Step 1: Pass concussion protocol Step 2: Dominate (Photo Credit: Photographer Brandon Andreasen)

It’s time to step back from last night’s thrilling victory and take a minute to applaud the Golden Knights medical staff and the NHL.

In the first period of Game 3, James Neal took an elbow to the head from the guy they call Big Buff.

I think Dustin Byfuglien just hit me with his elbow right. It just got me in the eye and mouth, and then you have to go off for protocol. -James Neal

After the collision, Neal took time returning to his skates and eventually to the bench. This began the initial protocol.

Here are excerpts from the NHL’s concussion evaluation and protocol guide:

If any of the following symptoms or signs occurs after a direct blow to the head (including contact with the glass, boards and ice) or an indirect blow to the head (such as a blow to the body that causes acceleration/deceleration of the head), the Club shall remove the Player from the playing environment for an acute evaluation:

1. “Symptoms”: The Player reports or exhibits one or more “Symptoms” of possible concussion, including:

Headache, Pressure in head, Neck Pain, Nausea/vomiting, Dizziness, Blurred Vision. Balance Problems

2. Sign: “Lying Motionless on the Ice”: A Player lies motionless on the ice or falls to the ice in an unprotected manner (i.e., without stretching out his hands or arms to lessen or minimize his fall).
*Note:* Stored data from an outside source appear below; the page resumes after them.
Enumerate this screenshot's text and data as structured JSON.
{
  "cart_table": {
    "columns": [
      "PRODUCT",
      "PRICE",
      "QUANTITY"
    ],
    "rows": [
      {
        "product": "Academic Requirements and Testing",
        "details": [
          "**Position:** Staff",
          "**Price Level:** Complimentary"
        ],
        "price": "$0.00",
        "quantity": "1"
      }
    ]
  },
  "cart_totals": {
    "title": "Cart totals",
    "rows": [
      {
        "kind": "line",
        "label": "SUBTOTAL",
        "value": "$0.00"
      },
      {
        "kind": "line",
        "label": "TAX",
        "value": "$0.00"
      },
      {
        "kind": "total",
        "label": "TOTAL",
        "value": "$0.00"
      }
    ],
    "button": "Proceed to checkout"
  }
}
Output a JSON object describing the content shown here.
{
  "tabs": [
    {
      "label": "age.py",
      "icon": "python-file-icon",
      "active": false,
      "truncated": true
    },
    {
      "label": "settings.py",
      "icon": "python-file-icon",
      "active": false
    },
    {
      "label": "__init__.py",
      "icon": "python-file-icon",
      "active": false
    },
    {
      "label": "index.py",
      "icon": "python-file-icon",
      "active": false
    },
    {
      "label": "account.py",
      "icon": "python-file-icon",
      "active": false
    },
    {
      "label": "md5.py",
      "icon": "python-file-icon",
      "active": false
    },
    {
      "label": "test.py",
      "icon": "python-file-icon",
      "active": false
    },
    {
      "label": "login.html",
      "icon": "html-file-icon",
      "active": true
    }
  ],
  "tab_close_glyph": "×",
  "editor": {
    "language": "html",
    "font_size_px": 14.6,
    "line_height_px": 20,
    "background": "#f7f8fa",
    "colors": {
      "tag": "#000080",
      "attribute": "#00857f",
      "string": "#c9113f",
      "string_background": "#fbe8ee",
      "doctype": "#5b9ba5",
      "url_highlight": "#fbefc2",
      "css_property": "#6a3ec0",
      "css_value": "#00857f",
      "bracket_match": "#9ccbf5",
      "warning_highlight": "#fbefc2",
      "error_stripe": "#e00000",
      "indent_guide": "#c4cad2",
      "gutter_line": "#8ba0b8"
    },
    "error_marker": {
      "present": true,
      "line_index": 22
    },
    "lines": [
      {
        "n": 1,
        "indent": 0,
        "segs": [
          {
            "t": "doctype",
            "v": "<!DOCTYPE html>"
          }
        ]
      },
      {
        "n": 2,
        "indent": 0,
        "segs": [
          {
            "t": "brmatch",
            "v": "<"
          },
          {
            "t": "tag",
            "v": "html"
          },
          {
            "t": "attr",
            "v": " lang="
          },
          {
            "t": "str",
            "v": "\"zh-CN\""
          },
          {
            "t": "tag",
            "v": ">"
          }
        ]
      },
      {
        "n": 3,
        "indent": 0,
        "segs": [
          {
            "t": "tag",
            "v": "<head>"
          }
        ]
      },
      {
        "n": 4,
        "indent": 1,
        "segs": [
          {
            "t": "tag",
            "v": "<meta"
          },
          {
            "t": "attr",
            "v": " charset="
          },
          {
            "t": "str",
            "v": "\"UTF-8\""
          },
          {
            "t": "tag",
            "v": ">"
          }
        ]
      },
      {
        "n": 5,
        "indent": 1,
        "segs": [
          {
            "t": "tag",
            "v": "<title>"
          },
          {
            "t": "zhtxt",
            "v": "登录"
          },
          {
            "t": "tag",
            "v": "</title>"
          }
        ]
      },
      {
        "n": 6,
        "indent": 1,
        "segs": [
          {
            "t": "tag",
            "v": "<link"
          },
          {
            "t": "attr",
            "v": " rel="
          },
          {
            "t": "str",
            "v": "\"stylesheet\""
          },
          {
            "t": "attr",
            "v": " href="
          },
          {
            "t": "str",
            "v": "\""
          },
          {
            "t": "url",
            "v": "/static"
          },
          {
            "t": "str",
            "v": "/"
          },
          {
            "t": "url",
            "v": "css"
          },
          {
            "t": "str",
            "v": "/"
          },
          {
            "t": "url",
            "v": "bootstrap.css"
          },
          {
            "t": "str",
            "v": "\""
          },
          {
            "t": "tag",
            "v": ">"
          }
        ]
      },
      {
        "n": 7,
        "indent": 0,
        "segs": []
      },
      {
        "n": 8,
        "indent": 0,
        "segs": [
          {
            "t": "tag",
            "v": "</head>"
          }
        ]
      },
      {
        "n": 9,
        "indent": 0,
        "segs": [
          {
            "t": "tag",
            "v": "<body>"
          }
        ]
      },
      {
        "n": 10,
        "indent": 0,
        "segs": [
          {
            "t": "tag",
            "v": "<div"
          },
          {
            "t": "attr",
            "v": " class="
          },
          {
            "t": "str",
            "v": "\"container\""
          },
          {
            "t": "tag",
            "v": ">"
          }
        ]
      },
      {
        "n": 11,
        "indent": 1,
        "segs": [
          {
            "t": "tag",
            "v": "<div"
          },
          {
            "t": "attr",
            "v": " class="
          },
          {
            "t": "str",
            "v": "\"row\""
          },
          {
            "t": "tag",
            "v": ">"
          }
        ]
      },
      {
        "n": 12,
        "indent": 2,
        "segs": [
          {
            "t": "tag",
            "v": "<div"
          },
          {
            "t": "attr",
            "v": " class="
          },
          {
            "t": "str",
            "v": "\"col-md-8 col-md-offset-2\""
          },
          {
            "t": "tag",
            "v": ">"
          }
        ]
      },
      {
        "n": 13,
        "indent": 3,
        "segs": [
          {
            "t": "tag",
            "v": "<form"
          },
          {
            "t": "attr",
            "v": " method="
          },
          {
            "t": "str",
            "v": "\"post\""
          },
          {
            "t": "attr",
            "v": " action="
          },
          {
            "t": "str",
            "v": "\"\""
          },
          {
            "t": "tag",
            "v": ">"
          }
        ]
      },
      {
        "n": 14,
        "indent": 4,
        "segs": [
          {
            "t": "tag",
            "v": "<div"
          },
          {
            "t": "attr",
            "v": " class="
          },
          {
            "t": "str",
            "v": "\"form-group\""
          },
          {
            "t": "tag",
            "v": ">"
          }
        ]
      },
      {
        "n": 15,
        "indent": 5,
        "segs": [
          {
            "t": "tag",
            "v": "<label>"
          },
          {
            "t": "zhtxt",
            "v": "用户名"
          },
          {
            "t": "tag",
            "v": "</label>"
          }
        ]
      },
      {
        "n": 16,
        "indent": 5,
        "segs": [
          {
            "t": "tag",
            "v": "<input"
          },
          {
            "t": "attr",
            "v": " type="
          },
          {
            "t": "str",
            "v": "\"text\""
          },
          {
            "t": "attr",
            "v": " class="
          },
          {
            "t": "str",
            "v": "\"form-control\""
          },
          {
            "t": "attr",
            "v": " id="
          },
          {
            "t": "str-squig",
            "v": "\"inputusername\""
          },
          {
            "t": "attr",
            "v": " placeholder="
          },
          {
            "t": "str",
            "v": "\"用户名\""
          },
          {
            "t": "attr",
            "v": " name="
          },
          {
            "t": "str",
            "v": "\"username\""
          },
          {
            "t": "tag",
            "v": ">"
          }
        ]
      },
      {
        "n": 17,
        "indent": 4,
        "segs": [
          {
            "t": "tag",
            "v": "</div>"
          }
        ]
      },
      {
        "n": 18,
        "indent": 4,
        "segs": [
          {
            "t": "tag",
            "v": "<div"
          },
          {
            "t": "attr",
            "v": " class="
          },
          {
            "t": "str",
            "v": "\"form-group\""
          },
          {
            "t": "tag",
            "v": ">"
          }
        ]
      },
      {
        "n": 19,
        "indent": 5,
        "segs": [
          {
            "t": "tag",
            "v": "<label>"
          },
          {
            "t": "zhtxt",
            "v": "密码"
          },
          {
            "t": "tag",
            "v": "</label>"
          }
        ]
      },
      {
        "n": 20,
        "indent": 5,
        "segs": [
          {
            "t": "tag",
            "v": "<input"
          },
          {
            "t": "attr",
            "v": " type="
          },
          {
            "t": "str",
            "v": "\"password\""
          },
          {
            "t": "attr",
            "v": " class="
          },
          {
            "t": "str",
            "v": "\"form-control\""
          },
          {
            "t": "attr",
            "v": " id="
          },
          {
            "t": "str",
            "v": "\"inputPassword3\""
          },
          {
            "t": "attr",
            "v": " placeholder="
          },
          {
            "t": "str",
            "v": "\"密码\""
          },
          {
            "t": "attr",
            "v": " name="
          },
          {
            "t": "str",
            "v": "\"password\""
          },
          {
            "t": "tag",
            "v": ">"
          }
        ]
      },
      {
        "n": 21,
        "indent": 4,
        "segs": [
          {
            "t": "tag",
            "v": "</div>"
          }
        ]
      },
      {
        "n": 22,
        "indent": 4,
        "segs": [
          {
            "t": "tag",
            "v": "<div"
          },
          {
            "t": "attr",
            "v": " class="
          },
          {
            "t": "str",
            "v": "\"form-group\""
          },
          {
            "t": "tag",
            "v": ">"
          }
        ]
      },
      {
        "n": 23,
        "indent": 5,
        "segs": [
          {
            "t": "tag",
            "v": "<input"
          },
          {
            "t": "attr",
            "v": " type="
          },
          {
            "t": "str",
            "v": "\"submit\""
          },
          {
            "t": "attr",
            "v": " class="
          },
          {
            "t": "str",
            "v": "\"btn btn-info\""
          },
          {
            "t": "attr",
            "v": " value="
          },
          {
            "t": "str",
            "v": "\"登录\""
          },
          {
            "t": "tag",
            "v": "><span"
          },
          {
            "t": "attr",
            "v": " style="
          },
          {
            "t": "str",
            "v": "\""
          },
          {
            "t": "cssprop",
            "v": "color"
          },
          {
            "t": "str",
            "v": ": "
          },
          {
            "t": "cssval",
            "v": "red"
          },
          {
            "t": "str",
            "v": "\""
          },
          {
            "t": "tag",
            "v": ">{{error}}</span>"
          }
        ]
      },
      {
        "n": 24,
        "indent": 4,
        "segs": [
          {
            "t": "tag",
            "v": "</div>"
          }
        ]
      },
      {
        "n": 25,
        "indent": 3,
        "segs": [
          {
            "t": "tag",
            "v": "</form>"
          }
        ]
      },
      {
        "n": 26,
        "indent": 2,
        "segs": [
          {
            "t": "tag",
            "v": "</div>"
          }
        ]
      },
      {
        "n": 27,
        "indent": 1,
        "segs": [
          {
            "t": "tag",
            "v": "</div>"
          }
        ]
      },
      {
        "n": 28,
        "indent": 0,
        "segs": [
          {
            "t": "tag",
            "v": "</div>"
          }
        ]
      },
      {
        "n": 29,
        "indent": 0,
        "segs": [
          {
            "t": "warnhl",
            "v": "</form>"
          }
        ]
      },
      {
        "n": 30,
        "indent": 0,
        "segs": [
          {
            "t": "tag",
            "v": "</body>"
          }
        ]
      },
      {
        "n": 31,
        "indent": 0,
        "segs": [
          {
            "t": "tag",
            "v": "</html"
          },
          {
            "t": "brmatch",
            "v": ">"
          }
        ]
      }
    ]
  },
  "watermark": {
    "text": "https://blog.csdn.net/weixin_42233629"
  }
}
3. Sign: “Motor Incoordination/Balance Problems”: A Player staggers, struggles to get up or skate properly, appears to lose his balance, trips or falls, or stumbles while getting up, trying to get up, or skating.

4. Sign: “Blank or Vacant Look”: A Player has a blank or vacant look.

5. Signs: “Slow to Get Up” or “Clutches his Head”: A Player is slow to get up or clutches his head (including any part of his face)

Golden Knights trainers immediately spoke with Neal on the bench, but he had his head down and was shaken up. It was concerning enough for team medical staff and league spotters.